事件後に自分を見失い放浪していた彼を拾ってくれたのは、輝達だった。
「謝りにいきましょう」
真摯な目を向けそう言ってくれた輝に促されるままにあの場へ向かい、事件の発生でそれどころじゃないという状況に陥って、
――そして今この場に居る自分は何なのだろう。
「どうしてあんな事したんだろう」
東雲は自問を繰り返す。
(東雲ナラアンナ事シナイ)
東雲は自答を繰り返す。
「……違う。
あれは俺の意志だ」
巻き上る砂の粒一つ一つを見つめる東雲。その耳には、銃声と大砲の発射音に混じって施設表から歌声が響いていた。
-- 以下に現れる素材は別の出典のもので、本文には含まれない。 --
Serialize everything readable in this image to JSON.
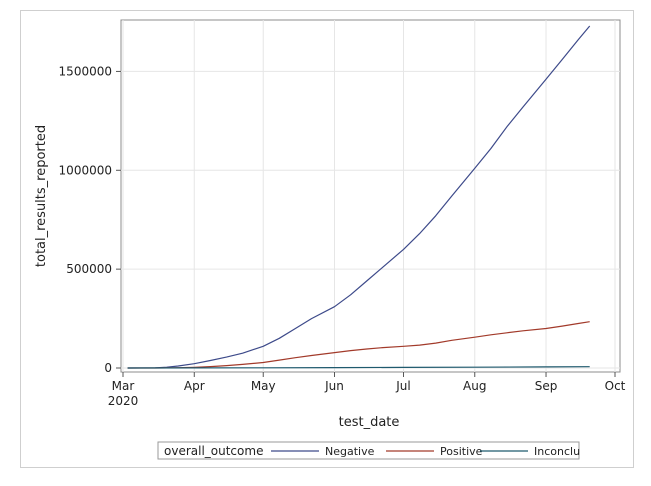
{
  "chart_data": {
    "type": "line",
    "xlabel": "test_date",
    "ylabel": "total_results_reported",
    "x_ticks": [
      "Mar",
      "Apr",
      "May",
      "Jun",
      "Jul",
      "Aug",
      "Sep",
      "Oct"
    ],
    "x_year_label": "2020",
    "x_range": [
      "2020-03-01",
      "2020-10-01"
    ],
    "ylim": [
      0,
      1750000
    ],
    "y_ticks": [
      0,
      500000,
      1000000,
      1500000
    ],
    "grid": true,
    "legend": {
      "title": "overall_outcome",
      "placement": "bottom"
    },
    "series": [
      {
        "name": "Negative",
        "color": "#3d4a8a",
        "x": [
          "2020-03-03",
          "2020-03-15",
          "2020-03-20",
          "2020-03-25",
          "2020-04-01",
          "2020-04-08",
          "2020-04-15",
          "2020-04-22",
          "2020-05-01",
          "2020-05-08",
          "2020-05-15",
          "2020-05-22",
          "2020-06-01",
          "2020-06-08",
          "2020-06-15",
          "2020-06-22",
          "2020-07-01",
          "2020-07-08",
          "2020-07-15",
          "2020-07-22",
          "2020-08-01",
          "2020-08-08",
          "2020-08-15",
          "2020-08-22",
          "2020-09-01",
          "2020-09-08",
          "2020-09-15",
          "2020-09-20"
        ],
        "values": [
          0,
          1000,
          4000,
          10000,
          22000,
          38000,
          55000,
          75000,
          110000,
          150000,
          200000,
          250000,
          310000,
          370000,
          440000,
          510000,
          600000,
          680000,
          770000,
          870000,
          1010000,
          1110000,
          1220000,
          1320000,
          1460000,
          1560000,
          1660000,
          1730000
        ]
      },
      {
        "name": "Positive",
        "color": "#a23a2a",
        "x": [
          "2020-03-03",
          "2020-03-15",
          "2020-03-20",
          "2020-03-25",
          "2020-04-01",
          "2020-04-08",
          "2020-04-15",
          "2020-04-22",
          "2020-05-01",
          "2020-05-08",
          "2020-05-15",
          "2020-05-22",
          "2020-06-01",
          "2020-06-08",
          "2020-06-15",
          "2020-06-22",
          "2020-07-01",
          "2020-07-08",
          "2020-07-15",
          "2020-07-22",
          "2020-08-01",
          "2020-08-08",
          "2020-08-15",
          "2020-08-22",
          "2020-09-01",
          "2020-09-08",
          "2020-09-15",
          "2020-09-20"
        ],
        "values": [
          0,
          0,
          500,
          1500,
          3500,
          7000,
          12000,
          18000,
          28000,
          40000,
          52000,
          63000,
          78000,
          88000,
          96000,
          103000,
          110000,
          116000,
          126000,
          140000,
          156000,
          168000,
          178000,
          188000,
          200000,
          212000,
          225000,
          234000
        ]
      },
      {
        "name": "Inconclu",
        "color": "#1f5a6e",
        "x": [
          "2020-03-03",
          "2020-04-01",
          "2020-05-01",
          "2020-06-01",
          "2020-07-01",
          "2020-08-01",
          "2020-09-01",
          "2020-09-20"
        ],
        "values": [
          0,
          300,
          1000,
          2000,
          3000,
          4000,
          5500,
          6500
        ]
      }
    ]
  }
}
あの歌声に、少女に恋をしていた。その筈なのに何故あんな事をしたのか、東雲には分からなかった。
「俺は。
本当は。
死にたくない。
でも死ぬしかないって大人は言う。
でも独りは寂しい。
だから。
みんな壊せばいい。
みんな殺せばいい。
そうしたら寂しくない」
東雲は否定した。
(東雲ナラソンナ事シナイ)
否定を繰り返した。
「違う。
これがほんとの俺なんだ。
身勝手で破綻してる。
何もかも壊して一緒に消えたい。
壊そう。
死のう」
――何もかも全て道連れにしたい。
頭の中に浮かぶ言葉。しかし目の端に映るのは、自棄になっている自分を励ましていくれた輝らの姿だ。だから、東雲はまた思ってしまうのだ。
「……でも」
生きたい、と。
「生きたいって思う気持ちは変わらない。
そうだ。生きることを、考えなくちゃ…。
……そうですよね、神崎さん、リキュカリア……」
そうして東雲は動き出した。
『生きる』為に。
漆黒の翼を広げて警備員達に対峙する東雲の姿を見て、輝は安堵の笑みを浮かべる。
「良かったわね。輝くん達の気持ちが通じたのよ」
「はいっ」
トーヴァの声に、輝は東雲から背中を向けて戦いへ戻った。
この戦場の様子を、空から見守るものが居た。東雲のパートナーリキュカリア・ルノ(りきゅかりあ・るの)だ。
(東雲の事は、全部ボクのせいなんだ。
だってあの東雲は――
肉を纏った人形なんだから)
リキュカリアは秘密を隠していた。それは東雲との契約の時に、彼が目の前で事切れた事だ。
(ずっと忘れてた。
東雲はとっくに死んでる。
ボク達が契約したあの日に。
いまの東雲は、東雲ならこうするだろう言動をパターン化して組み込んだだけの人形。
最初は上手く行ってたけど、最近はやっぱりおかしくて。
だって人形は夢なんてみない。誰かを好きになったりしない。
東雲の身体が腐り始めてるのも、ボクが東雲は死んでるって思い出したから)
今の東雲は死体人形だと、そう『思い込んでいる』リキュカリアは先日の事件を思い出し、唇を噛み締める。
(放っておいたら、また人を傷つけるかもしれない。
そろそろ眠らせてあげよう。
ただ魔法を解くだけでいい)
「見届けたら……さよならするよ」
パチン
指をスナップする音は、戦場の中で誰かの耳に届く事はない。
輝らがそちらを向いたのはただの偶然だった。
本当に糸が切れた『人形』のように崩れていく東雲の身体を、どこからか現れたリキュカリアが抱えるとそのまま疾走し、二人の姿は荒野の土埃の中に消えていった。